Face aux défis de la criticité des minerais pour batteries, quelle stratégie s’offre à l’Union européenne pour sécuriser les approvisionnements de sa future industrie des batteries ? L’UE s’est dotée en 2020 d’une alliance pour les matières premières. Au niveau français, un nouveau rapport sur la sécurisation de l’approvisionnement en matières premières minérales a été remis par Philippe Varin au gouvernement français en janvier 2022. Plusieurs options communes se dégagent :

Les pays européens pourraient exploiter leurs propres ressources minières, à l’instar des réserves de lithium au Portugal et en Serbie. Mais ces volumes demeurent limités et la plupart des projets d’exploitation se heurtent à de fortes oppositions locales et environnementales. Le Premier ministre serbe, Ana Brnabic, a par exemple décidé fin janvier 2022 de révoquer les licences accordées au groupe minier anglo-australien Rio Tinto pour la mine de Jadar. De plus, la construction d’unité de raffinage de minerais en Europe est une priorité pour éviter d’avoir à dépendre des capacités de la Chine.
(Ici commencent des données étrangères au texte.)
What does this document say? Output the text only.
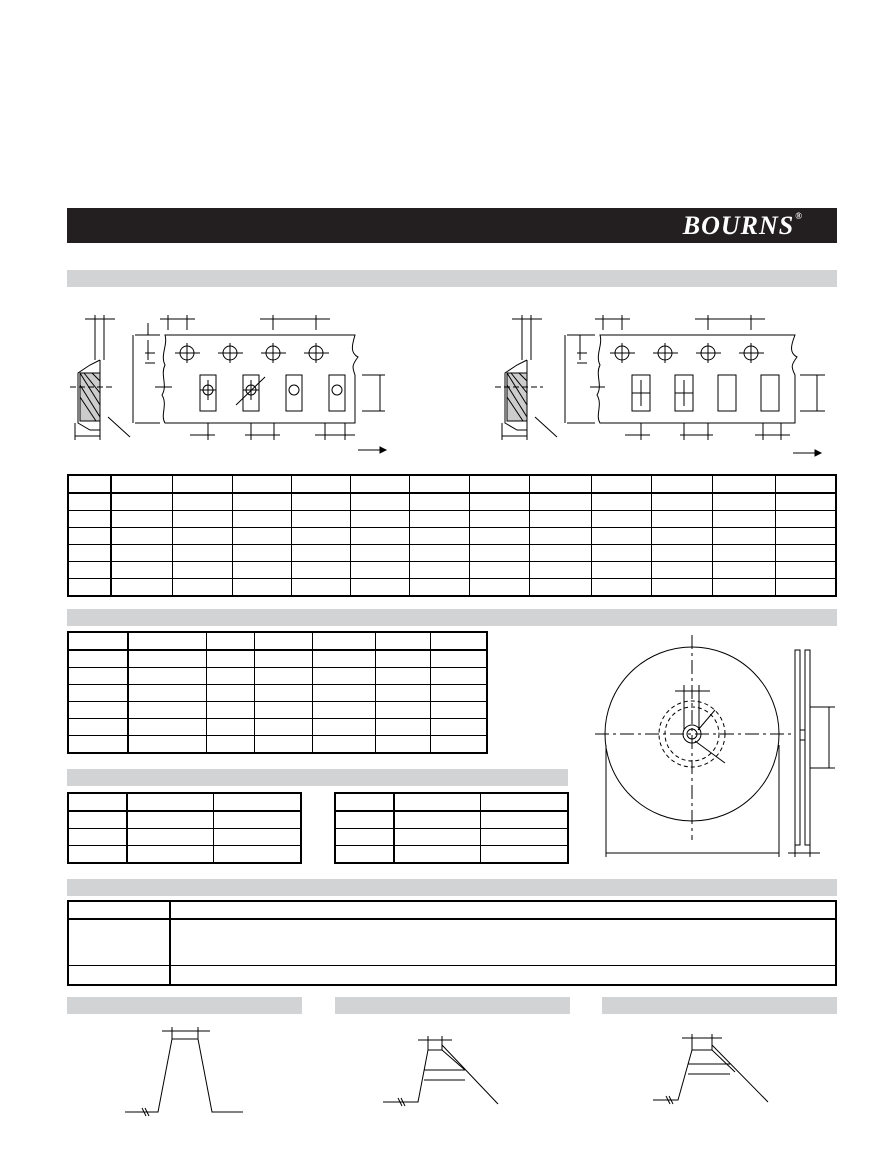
BOURNS®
L’UE pourrait également renforcer ses alliances pour sécuriser ses approvisionnements à l’étranger. Le rapport Varin recommande la constitution d’un fonds public/privé pour financer des prises de participation et des contrats d’approvisionnement de long terme avec des fournisseurs extra-européens. Mais la concurrence est rude. Les exigences des Européens en matière sociale et environnementale sont plus élevées que ceux d’autres États comme la Chine. Les acteurs privés sont également très offensifs. L’américain Tesla a par exemple sécurisé des contrats de long terme avec BHP Group, Prony Resources et Vale pour assurer ses fournitures en nickel pour batteries.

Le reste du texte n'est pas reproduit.